Hello! I apologize if I’m asking something incredibly obvious, but even after scouring the Internet thoroughly, I was unable to find an answer to my question.

I discovered Algolia a few days ago and absolutely love the user-friendliness of it so far! I want to propose using Algolia instead of Elasticsearch in my company for future projects, but before I can even start thinking about that, I’d need to know how to perform one extremely common task that we do in Elasticsearch for nearly all of our clients.

That extremely common request is being able to find search results containing kanji by actually searching only by the kanji’s reading, either written in hiragana or katakana.

For example, a simple sentence of 「今日はいい天気ですね。
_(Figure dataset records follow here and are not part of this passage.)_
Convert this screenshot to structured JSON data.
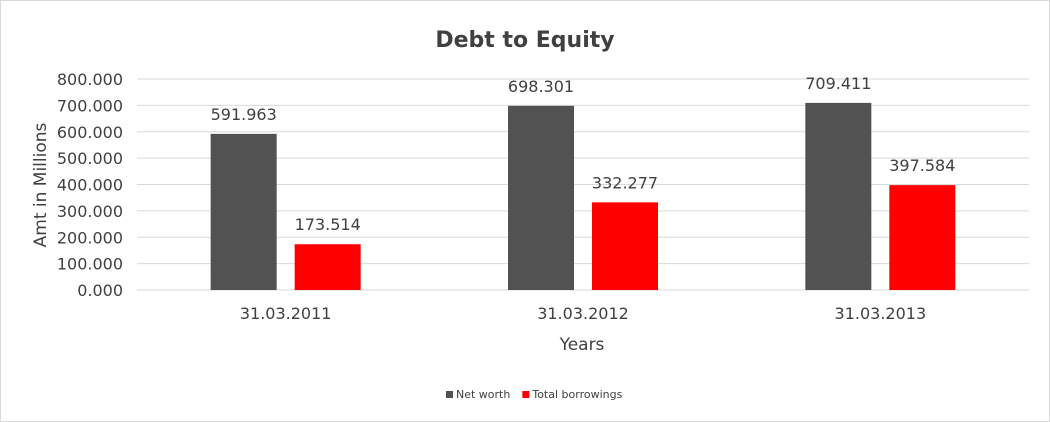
{
  "chart_data": {
    "type": "bar",
    "title": "Debt to Equity",
    "xlabel": "Years",
    "ylabel": "Amt in Millions",
    "categories": [
      "31.03.2011",
      "31.03.2012",
      "31.03.2013"
    ],
    "series": [
      {
        "name": "Net worth",
        "color": "#525252",
        "values": [
          591.963,
          698.301,
          709.411
        ]
      },
      {
        "name": "Total borrowings",
        "color": "#ff0000",
        "values": [
          173.514,
          332.277,
          397.584
        ]
      }
    ],
    "ylim": [
      0,
      800
    ],
    "yticks": [
      "0.000",
      "100.000",
      "200.000",
      "300.000",
      "400.000",
      "500.000",
      "600.000",
      "700.000",
      "800.000"
    ],
    "grid": true,
    "legend": "bottom"
  }
}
」 should be searchable by searching for 「きょう」 or 「てんき」 (in case of hiragana), and 「キョウ」 or 「テンキ」 (in case of katakana), even though these characters are not present in the original sentence at all. In Elasticsearch, I believe we were leveraging the power of Kuromoji plugin to do this sort of substitution.
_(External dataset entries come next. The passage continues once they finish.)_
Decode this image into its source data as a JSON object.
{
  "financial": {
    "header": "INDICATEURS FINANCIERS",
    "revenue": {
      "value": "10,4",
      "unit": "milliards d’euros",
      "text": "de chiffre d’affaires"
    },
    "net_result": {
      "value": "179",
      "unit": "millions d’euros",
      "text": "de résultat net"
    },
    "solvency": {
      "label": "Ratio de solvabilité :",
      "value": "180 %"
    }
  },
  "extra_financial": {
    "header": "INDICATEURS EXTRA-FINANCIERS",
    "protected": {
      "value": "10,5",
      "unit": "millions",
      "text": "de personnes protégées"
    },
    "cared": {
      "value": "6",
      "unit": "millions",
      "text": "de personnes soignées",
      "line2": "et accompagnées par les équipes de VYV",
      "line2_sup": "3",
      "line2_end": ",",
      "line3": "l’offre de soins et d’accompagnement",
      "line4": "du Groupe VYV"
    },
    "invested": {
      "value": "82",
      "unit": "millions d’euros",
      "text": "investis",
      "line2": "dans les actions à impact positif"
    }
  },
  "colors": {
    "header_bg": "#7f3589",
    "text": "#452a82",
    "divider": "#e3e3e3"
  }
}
I was wondering if this sort of text processing is possible in Algolia as well? I can think of two possibilities right now, both with their own drawbacks:

  1. Attempt to convert the entire string from kanji to kana (or both kanas) before storing them in Algolia, and store each string in three separate variants: kanji, hiragana, katakana. I wonder if that would affect the accuracy of search results in case user searches for 「天気」 but 「きょう」 (one term in kanji, one term in hiragana), since each of the three string variants would have different priority/preference configured in Algolia, even though the priority should be the same.
  2. “Teach” Algolia of various kanji reading by uploading a massive list of synonyms. But would that really work?

Are there better options than these two? Thank you so much for answering!

Hi there,

unfortunately, Algolia doesn’t provide any Transliteration feature. Meaning that the Algolia search engine is not able to search using one alphabet if the object has been indexed using another alphabet.

Of course, as you mention you could use our Synonyms feature to add 今日(Kanji)<>きょう(Hiragana)<>キョウ(Katakana) but I assume this might not be enough for your use-case (and we don’t have such massive list on our side)?

What we’ve seen our customers do in the past is using some transliteration tools on their side, and push to Algolia some records with the 3 versions:

 "my_attribute_orig": "今日",
 "my_attribute_kata": "キョウ",
 "my_attribute_hira": "きょう",

Would that work for you?

Hello, thank you so much for your answer!

You’re right, the synonym-based approach would not work very well, as there are many many ways of reading each kanji, and synonyms would not be able to determine the proper context. My bad!

I think the other approach (transliterating the string before indexing it with Algolia) would work, and after reading the documentation further, I can now see that all attributes (in your example, my_attribute_orig, my_attribute_kata & my_attribute_hira can be given the same priority, so I suppose this indeed is the solution for the time being. Thank you so much!

May I kindly ask if there are any improvements related to this planned in the future? I believe I randomly stumbled upon a few articles saying that Algolia relatively recently opened a new office here in Japan, so I suspect expansion to this region is desired and at least based on my very limited experience with the Japanese market, it seems that automatic transliteration and conversion between alphabets would be a highly desired feature. I understand if there’s no (public) ETA at the moment, but just knowing if this is on the “to-do list” for Algolia would be good to know. Thank you!